There is a largely untold story about the United Farm Workers (UFW) that the union hopes people will ignore as the sexual abuse drama around Cesar Chavez continues to play out across the country. It has a historical record that is conveniently glossed over to protect the future of a labor movement hard at work trying to reinvent itself to remain relevant today.
Before the border vigilantes that lined the Arizona border with México starting in 2005 to keep migrants from crossing the border, there was another group of vigilantes made up of mostly Mexican Americans that lined the border before the Minuteman did to keep Mexicans out.
The Minuteman, launched in late 2004, collapsed in 2016 because of infighting. But the tactics the controversial vigilantes used on the border were not new. In fact, it was a Mexican American union that created the concept of using civilians to line the border and repel Mexicans trying to cross it physically and sometimes violently. The union was the United Farm Workers (UFW) co-founded by Cesar Chavez and Dolores Huerta.
Between 1962 and 1975, the UFW worked diligently to keep undocumented workers out of Arizona’s and California’s fields. Between 1975 and 1993, the UFW would call the Border Patrol to report undocumented workers working fields they were striking while accepting and encouraging undocumented workers to fill their ranks. Basically, they used the Border Patrol to remove those that didn’t pay dues to the union. It wasn’t until after the death of Cesar Chavez that the union began advocating for migrants as the result of California’s Proposition 187 in 1994.
Proposition 187 was a California measure that restricted access to education, healthcare and social services to undocumented migrants. The courts halted the measure and by 2014, the measure was repealed after the courts ruled it unconstitutional.
But before the embrace of migrants by the UFW, for a period of about a year they manned the border as unofficial border patrol agents, dubbing themselves that UFW Border Patrol.
This is the story of the United Farm Workers Border Patrol.
The UFW Border Patrol
On August 27, 1974, the UFW launched a strike in Yuma, Arizona against citrus farms. Shortly after, the union launched its first UFW Border Patrol unit in mid-September 1974. The task of the UFW Border Patrol was to keep Mexican migrants out of Arizona physically by lining the border.

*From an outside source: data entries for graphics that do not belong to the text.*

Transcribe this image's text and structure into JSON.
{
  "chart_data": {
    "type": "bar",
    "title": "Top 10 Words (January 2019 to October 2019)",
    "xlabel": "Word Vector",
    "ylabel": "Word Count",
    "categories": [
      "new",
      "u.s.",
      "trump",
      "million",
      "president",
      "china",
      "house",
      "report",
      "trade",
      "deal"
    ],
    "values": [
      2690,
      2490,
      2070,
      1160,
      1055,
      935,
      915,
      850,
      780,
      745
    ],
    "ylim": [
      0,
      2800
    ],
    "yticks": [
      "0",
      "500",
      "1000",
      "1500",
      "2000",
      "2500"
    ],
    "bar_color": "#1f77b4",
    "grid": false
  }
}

It was Cesar Chavez’s cousin, Manuel Chavez, head of the union’s field operations that oversaw the unofficial border patrol. News reports of the time erroneously called Manuel Chavez the brother of Cesar Chavez because Manuel was considered by Cesar and brother Richard as their brother. It was Richard Chavez that designed the UFW’s logo.
According to Oscar Mondagron, the UFW’s spokesperson, to bolster the capabilities of the UFW Border Patrol, the union had decided to build tent cities along the border.
On October 8, 1974, Mondragon, announced that the union had started to build a tent city along the border in Arizona to keep Mexican workers out. He added that a plane would also patrol 125 miles of the border looking for people attempting to cross it.
In addition to the tents, and the airplane used to surveille the border from the air, the union deployed roving patrols using cars, pickups and station wagons. Border Patrol agents, who also patrolled the area, largely ignored the UFW patrols as just “another annoyance.”
At its zenith, the UFW Border Patrol manned tent cities along 24 miles of the U.S.-México border. It was dubbed the “wet line.” The union was using army surplus tents set at 200-yard intervals along the border, only 50 yards from the international boundary. Each of the tents was adorned with the red and black UFW flag. Each of the tents were manned by union members who were paid $10 each day to be there. Twice as much as other union activities. As many as 300 UFW Border Patrol union members patrolled the border for the makeshift border patrol. The UFW Border Patrol was shuttered in 1975, but the union’s antagonism against the undocumented workers remained, largely for the non-dues paying migrants because the union allowed undocumented among its ranks.
Although the union argued that they would attempt to “persuade” the migrants not to cross, violence was regularly reported by the migrants. By December 1974, two union members had been convicted by a jury of aggravated assault and third man remained at large in an incident where three undocumented migrants had complained about violence, adding that they were robbed as well. In another case, a UFW “patrolman” was found guilty in a misdemeanor case of battery.
For the UFW, the undocumented migrants were both the scapegoat they needed as well the members that filled their ranks. When the UFW was challenged about its anti-immigration stance by W. Michael Smith, a Yuma County Attorney about undocumented UFW members, Mondragon insisted that the union had a policy of not accepting undocumented workers but that “we don’t ask a lot of questions like the Border Patrol,” he told the Arizona Daily Star.
After the union shuttered its border patrol operation the antagonism against undocumented migrants remained well into the 1990’s with the union regularly providing lists of where the undocumented could be found to the Border Patrol. Smith told the newspaper that he considered it “ironic” that a Mexican-American-dominated union “would be using their union members to keep out” undocumented Mexicans.